The natural rubber price fall has hit Kerala the hardest. Kerala accounts for 83 per cent of the country’s total natural rubber production. The state has more than one million growers. In the wake of the falling prices, many cultivators have left their rubber trees untapped.

Meanwhile, a jumbo team of eight ministers led by Kerala chief minister Oommen Chandy and finance minister, K M Mani, met Prime Minsiter Narendra Modi and other cabinet ministers. The team has submitted a memorandum appealing to the Central government to restrict the indiscriminate import of natural rubber to India.
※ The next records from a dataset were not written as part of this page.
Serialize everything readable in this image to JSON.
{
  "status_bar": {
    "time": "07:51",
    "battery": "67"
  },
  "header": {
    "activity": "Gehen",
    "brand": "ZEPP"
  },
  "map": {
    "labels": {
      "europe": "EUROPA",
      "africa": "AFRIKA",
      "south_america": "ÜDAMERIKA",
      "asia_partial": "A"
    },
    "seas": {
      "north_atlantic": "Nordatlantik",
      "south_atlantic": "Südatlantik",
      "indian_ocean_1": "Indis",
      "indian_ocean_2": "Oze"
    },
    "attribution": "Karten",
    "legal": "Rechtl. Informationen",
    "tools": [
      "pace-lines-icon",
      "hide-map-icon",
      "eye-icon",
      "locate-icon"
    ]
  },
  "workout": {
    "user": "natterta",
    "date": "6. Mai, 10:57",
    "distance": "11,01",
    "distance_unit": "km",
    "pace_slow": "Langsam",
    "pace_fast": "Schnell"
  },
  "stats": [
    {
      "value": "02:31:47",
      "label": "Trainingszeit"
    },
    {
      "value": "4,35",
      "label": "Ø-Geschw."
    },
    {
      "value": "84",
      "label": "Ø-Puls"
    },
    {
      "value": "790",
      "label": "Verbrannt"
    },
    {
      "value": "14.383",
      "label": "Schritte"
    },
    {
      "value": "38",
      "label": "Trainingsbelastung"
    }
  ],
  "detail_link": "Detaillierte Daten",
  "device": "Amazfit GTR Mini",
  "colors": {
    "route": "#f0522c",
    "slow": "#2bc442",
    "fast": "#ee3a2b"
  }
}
In the wake of the crisis in the natural rubber sector, the commerce ministry has appointed a committee in June this year to study the sector in detail and come up with a national rubber policy. The committee headed by Rajani Ranjan Rashmi, additional secretary (plantations), is in the process of meeting all the stakeholders.

Dirty picture

Synthetic rubber is produced using petroleum stocks in large refineries by a few multinational companies. The process is highly polluting. Synthetic rubbers are associated with emission of green house gases. For instance, when a tonne of butyl rubber, a variety of synthetic rubber is produced, 15.20 tonnes of carbon dioxide is emitted. Similarly, when a tonne of styrene butadiene rubber (SBR) is produced, 11.87 tonnes of carbon dioxide will be emitted.

In India, at present SR is produced by Indian Oil Corporation, a public sector major. The company has started SBR at Panipat refinery since December last year. The company's annual production capacity is 120,000 tonnes which is going to be enhanced to 220,000 tonnes in the next two years. Reliance Industries is the other major company which is going to produce SR in the country. Reliance will start production in 2015 at its integrated petrochemical site in Jamnagar. The plant plans to produce 100,000 tonnes of butyl rubber per year.

Interestingly, while NR comes under the Rubber Act, 1947 and hence, under the Rubber Board, synthetic rubber is out of the purview of the Rubber Board. For NR, there is cess of R 2 a kg whereas for SR no cess exists.